Earlier this year, O’Brien Press published a graphic novel, written and illustrated by Gerry Hunt and coloured by Matt Griffin, detailing the life, struggle, and death of Sands, entitled “Bobby Sands; Freedom Fighter.”
I am in no way associated with O’Brien Press, or those involved in the creation of the book.
However, I did purchase it, despite the following; the book was condemned by the Sands family, on the grounds that it contained personal family matters and that they were not at any time consulted concerning it’s writing or publication.
It was also roundly condemned by Unionists on the grounds that graphic novels/comic books are often marketed towards children; unionists felt that the book set a bad example, glorified terrorism, and were also incensed that part of the funding for the book came through the Arts Council of Northern Ireland/National Lottery.
For anyone who doesn’t know the history behind this tragic story, it would be well worth your while to investigate it, however briefly; space limitations do not allow me to give full details.
After buying the book, and reading it many times, I decided to give a review.
Then I thought better of it; I already have my own opinions on the matter, and so I decided to employ a fresh pair of eyes, so to speak.
After months of careful consideration, I decided to let a young person read it, and give his opinions.
Do not try this at home.
This is not a book for young children unless they are extremely mature, and have sound parental guidance. When I asked my friend to read the book and review it, I repeatedly stated that he did not have to do so, and that if, at any time he felt disturbed or uncomfortable by it, that he was more than welcome to stop.
He wouldn’t. What follows is a brief, verbatim review; I asked some questions, my friend gave his honest answers. There was no prompting on my part, no opinions of my own given, no indoctrination of any sort.
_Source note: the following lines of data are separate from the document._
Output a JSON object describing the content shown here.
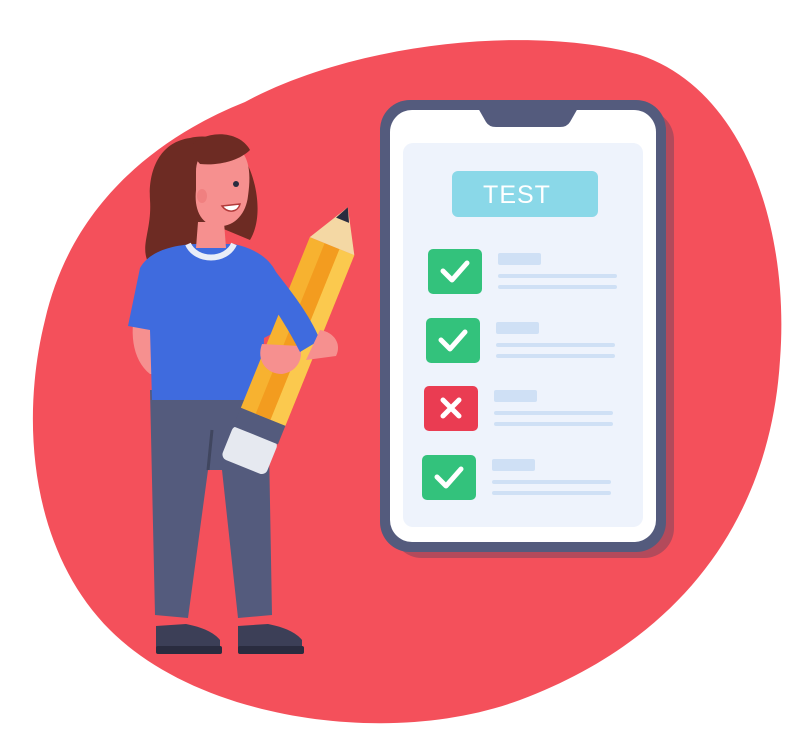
{
  "illustration": {
    "phone": {
      "header_label": "TEST",
      "checklist": [
        {
          "status": "pass",
          "icon": "check-icon"
        },
        {
          "status": "pass",
          "icon": "check-icon"
        },
        {
          "status": "fail",
          "icon": "cross-icon"
        },
        {
          "status": "pass",
          "icon": "check-icon"
        }
      ]
    },
    "colors": {
      "blob": "#f4505b",
      "phone_frame": "#545b7d",
      "screen": "#eef3fc",
      "header_chip": "#8ad8e8",
      "pass": "#33c27c",
      "fail": "#ea3c52",
      "placeholder_line": "#cfe0f5",
      "pencil_body": "#f7b230",
      "shirt": "#3f6bde",
      "pants": "#545b7d",
      "hair": "#6d2b23"
    }
  }
}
“What did you think of the book?”
“I thought it was creepy and gross. Did this really happen?”
“I want to punch somebody right now. Can I punch you?”
“No, you may not. Would you care to elaborate on your opinion of the book? Did you like the artwork?”
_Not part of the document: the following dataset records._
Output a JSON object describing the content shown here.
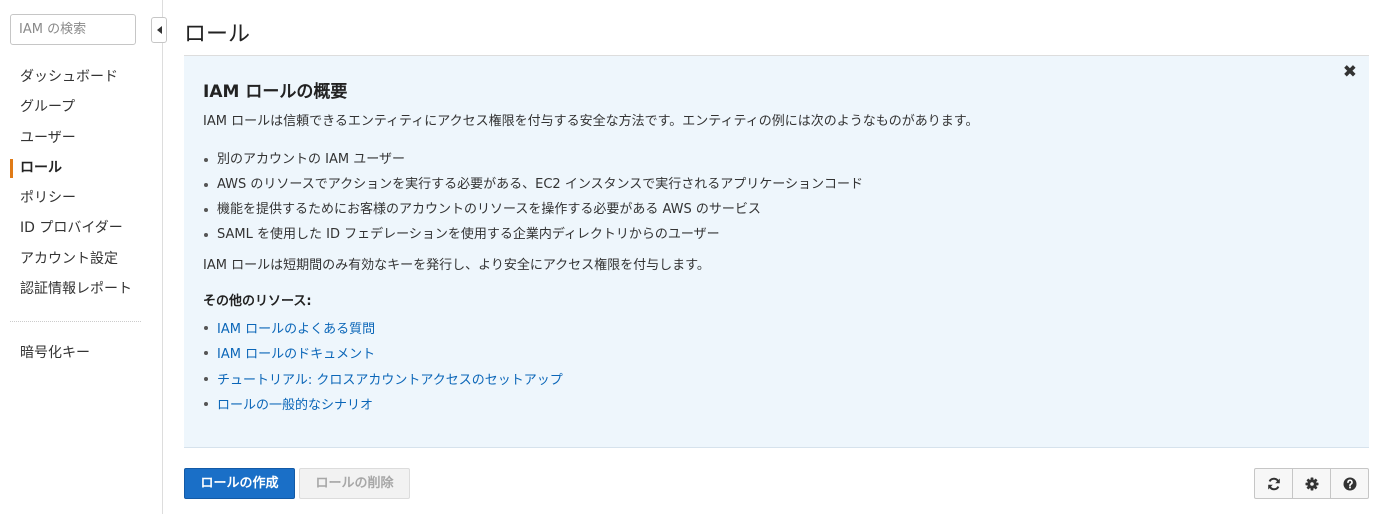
{
  "sidebar": {
    "search_placeholder": "IAM の検索",
    "items": [
      {
        "label": "ダッシュボード"
      },
      {
        "label": "グループ"
      },
      {
        "label": "ユーザー"
      },
      {
        "label": "ロール",
        "active": true
      },
      {
        "label": "ポリシー"
      },
      {
        "label": "ID プロバイダー"
      },
      {
        "label": "アカウント設定"
      },
      {
        "label": "認証情報レポート"
      }
    ],
    "extra_items": [
      {
        "label": "暗号化キー"
      }
    ],
    "active_accent_color": "#e07b17"
  },
  "page": {
    "title": "ロール"
  },
  "info_panel": {
    "background_color": "#eef6fc",
    "close_icon": "close-icon",
    "title": "IAM ロールの概要",
    "intro": "IAM ロールは信頼できるエンティティにアクセス権限を付与する安全な方法です。エンティティの例には次のようなものがあります。",
    "bullets": [
      "別のアカウントの IAM ユーザー",
      "AWS のリソースでアクションを実行する必要がある、EC2 インスタンスで実行されるアプリケーションコード",
      "機能を提供するためにお客様のアカウントのリソースを操作する必要がある AWS のサービス",
      "SAML を使用した ID フェデレーションを使用する企業内ディレクトリからのユーザー"
    ],
    "summary": "IAM ロールは短期間のみ有効なキーを発行し、より安全にアクセス権限を付与します。",
    "resources_heading": "その他のリソース:",
    "links": [
      "IAM ロールのよくある質問",
      "IAM ロールのドキュメント",
      "チュートリアル: クロスアカウントアクセスのセットアップ",
      "ロールの一般的なシナリオ"
    ],
    "link_color": "#0b66b8"
  },
  "actions": {
    "create_label": "ロールの作成",
    "delete_label": "ロールの削除",
    "primary_color": "#1a6fc7"
  },
  "toolbar": {
    "icons": [
      "refresh-icon",
      "gear-icon",
      "help-icon"
    ]
  }
}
“Not at first, but after awhile, I did. I didn’t like the killing, though.”
“Nobody likes the killing. Do you think these men were terrorists?”
“No. I don’t know. It’s hard to tell with all these British people in the way.”
“They’re mostly good people, you know.”
“I know. I can’t believe you won’t let me watch “The Walking Dead” and you let me read this.”
“Eh. Does this book make you want to be a terrorist?”
“Would you ever shoot a man?”
“No. Not unless he was trying to hurt me.”
“Would you ever go on hunger strike?”
“What? Really? ”
“If I had to make a point, yes. I would.”
Some might find my little “social experiment” despicable; I can understand that.
I did it for a valid reason.
I was six years old when Bobby Sands was the first of the hunger strikers to die.
News of his death, and the men that followed him into death, was on the radio and the television.
My father always had an opinion on everything, and was not afraid to share.
This time was different.
I kept asking him, over and over again, “Dad? What’s going on? What’s happening?”
He wouldn’t answer. Just kept chain smoking and staring at the television.
So I went to my mother. I vaguely remember her saying, “Jesus Christ, first my dad, then John Lennon, now this. Will this shit never cease?”
She had her back turned to me when she said this.
“Ma? What is this? What’s going on?”
She spun around and smiled and said, “Nothing. Nothing at all. Off to bed, now.”
It was at least two years before they explained something of the situation to me.
Kids have a way of finding out the truth about everything.
Especially things you think you’re trying to protect them from.
Better to give them guidance, different points of view, and discuss issues with them in an open and honest way.
Many thanks to Tom Elliot for making such a fuss over “Bobby Sands, Freedom Fighter.”
I wouldn’t have bought it otherwise.